Viard began his career as a ceramicist before expanding his range to include earth, stone, wood, glass and a variety of salvaged objects. In the early 1990s, he took the drastic decision to destroy the majority of his sculptures and for the last two decades, since that decisive purge, he has worked solely in steel. Viard’s embrace of destruction as a prelude to creation speaks of the contradiction that runs through his recent work; classical order carries a lurking threat of instability or collapse. The harmony of Viard’s works is uneasy, ever-poised to unravel or implode. Chaos is held in balance.
Caught somewhere between the miniature and the monumental, Viard’s works derive a profound sense of ambiguity from their human or near-human scale. Viard crafts maquettes by hand from flexible metal, responding to his ‘initial, intuitive spark’ but he consciously restricts himself to three basic techniques – folding, cutting, and assemblage. He then laboriously scales up the three-dimensional sketches, forging the final sculptures from steel sheets and bars and either finishing them in a black patina or leaving them with raw, lightly corroded surfaces.

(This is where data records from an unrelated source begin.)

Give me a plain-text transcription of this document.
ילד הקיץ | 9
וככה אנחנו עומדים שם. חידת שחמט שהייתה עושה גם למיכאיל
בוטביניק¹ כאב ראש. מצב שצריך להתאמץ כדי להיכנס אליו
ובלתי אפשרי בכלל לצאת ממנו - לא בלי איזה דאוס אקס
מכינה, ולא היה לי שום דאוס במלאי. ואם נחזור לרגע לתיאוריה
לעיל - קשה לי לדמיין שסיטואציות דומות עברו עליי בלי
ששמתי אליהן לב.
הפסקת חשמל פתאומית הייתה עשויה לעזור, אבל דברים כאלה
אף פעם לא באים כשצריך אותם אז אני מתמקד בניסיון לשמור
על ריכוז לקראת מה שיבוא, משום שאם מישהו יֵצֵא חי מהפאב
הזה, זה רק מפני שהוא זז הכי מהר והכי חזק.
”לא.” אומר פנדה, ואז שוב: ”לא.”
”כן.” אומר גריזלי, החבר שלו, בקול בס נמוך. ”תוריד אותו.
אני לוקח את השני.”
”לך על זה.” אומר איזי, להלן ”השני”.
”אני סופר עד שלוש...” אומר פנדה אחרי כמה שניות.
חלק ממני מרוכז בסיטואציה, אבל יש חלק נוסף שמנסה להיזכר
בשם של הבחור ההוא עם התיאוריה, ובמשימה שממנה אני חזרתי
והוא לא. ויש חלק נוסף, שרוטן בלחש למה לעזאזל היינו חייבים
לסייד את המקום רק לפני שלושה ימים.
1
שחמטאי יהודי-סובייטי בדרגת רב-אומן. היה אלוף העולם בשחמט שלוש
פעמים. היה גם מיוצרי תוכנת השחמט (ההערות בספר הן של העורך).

Viard’s methodology therefore simultaneously harnesses elements of spontaneity and calculation to produce objects which conflate blunt minimalist form with an expressive, even romantic, sensibility with figurative allusions and a sense of the drama of lived experience. The sculptures take us beyond specifics of time and place into a timeless present. In works such as Ayin I (2013), four steel rods have been beaten and buckled into wiry arabesques. They interlock like organic matter or schematic figures stumbling upon one another – dancers descending from graceful manoeuvre into blundering catastrophe. Viard evokes the awkwardness of a performance gone awry. Many of his works recall ideas of buckling, melting or falling. Manhattan (2013) alludes to the events of September 11 2001, compressing a model of collapse with an elegiac motif of buckled ironwork; its small arrangement of slumped and truncated bars atop a plinth, might stand metaphorically for toppling buildings – or for their actual, fragmentary remains.
Gallery founder and director Megan Piper says,
‘My business partner, Andrew Morris, discovered Etienne whilst in the south of France; following this, I visited Etienne’s studio in Venasque and was struck by the elegance and apparent weightlessness of his work. Precisely balanced, the welded steel structures appear poised – on the brink of collapse – yet they maintain a sense of composure.’